Navy completes salvage of downed helicopter
By Kate Wiltrout The Virginian-Pilot ©
NORFOLK
The Navy has finished recovering the wreckage of a helicopter that crashed off Virginia Beach two weeks ago.
Three sailors assigned to Helicopter Mine Countermeasures Squadron 14 died when the MH-53 Sea Dragon went down in the Atlantic about 18 miles off the coast of Virginia Beach on Jan. 8.
Divers from Mobile Diving and Salvage Unit 2, working aboard the salvage ship Grasp, finished retrieving the helicopter Sunday, according to a spokeswoman for the Navy’s Fleet Forces Command.
The Grasp returned to Joint Expeditionary Base Little Creek on Monday, and the wreckage has been taken to a hangar at Norfolk Naval Station.
An aviation mishap board – comprising three aviators, a maintenance officer and a medical officer – has been charged with determining the cause of the crash.

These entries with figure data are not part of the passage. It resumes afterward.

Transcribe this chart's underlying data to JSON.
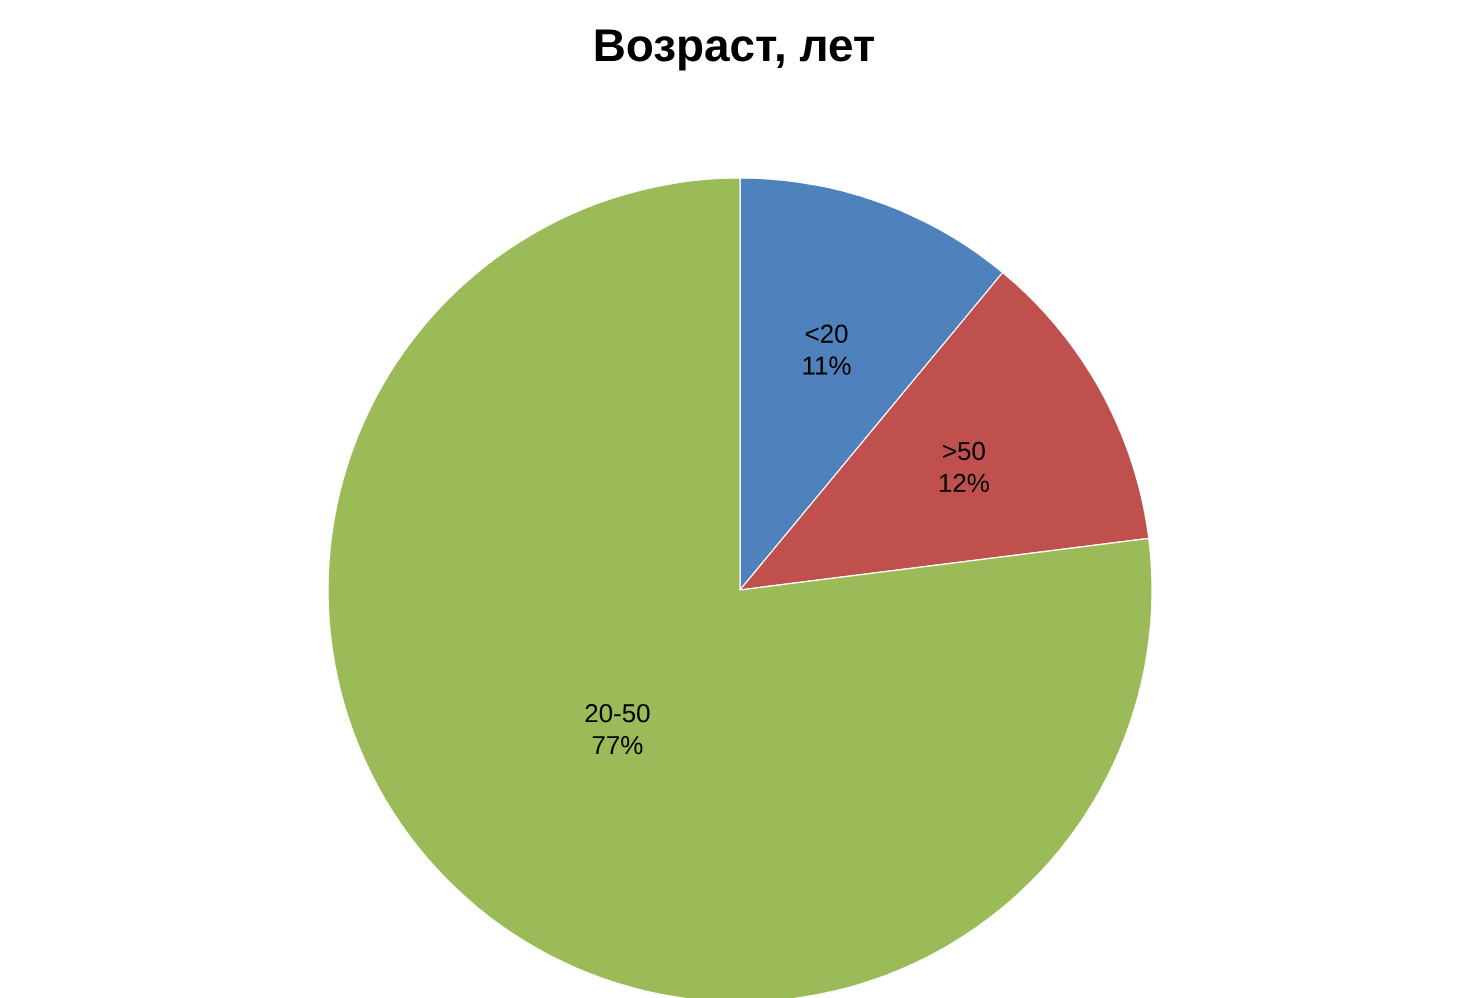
{
  "chart_data": {
    "type": "pie",
    "title": "Возраст, лет",
    "categories": [
      "<20",
      ">50",
      "20-50"
    ],
    "values": [
      11,
      12,
      77
    ],
    "value_labels": [
      "11%",
      "12%",
      "77%"
    ],
    "colors": [
      "#4f81bd",
      "#c0504d",
      "#9bbb59"
    ]
  }
}
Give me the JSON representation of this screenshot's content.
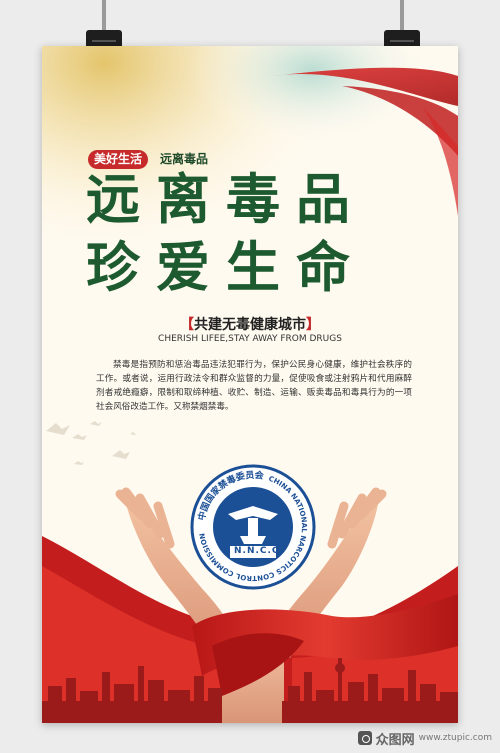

The Navy has not decided whether to salvage the wreckage of an F/A-18 Super Hornet that crashed a week later.
Cmdr. Mike Kafka, a spokesman for Naval Air Forces Atlantic, said that jet’s pilot – who ejected moments beforehand and was plucked from the water about 45 miles offshore – remains in critical condition at Sentara Norfolk General Hospital.
Rear Adm. Michael Shoemaker told reporters last week that the Super Hornet’s “black box recorder” was recovered. Its contents will be analyzed before officials decide whether to retrieve the wreckage of the jet, which was based at Oceana Naval Air Station in Virginia Beach.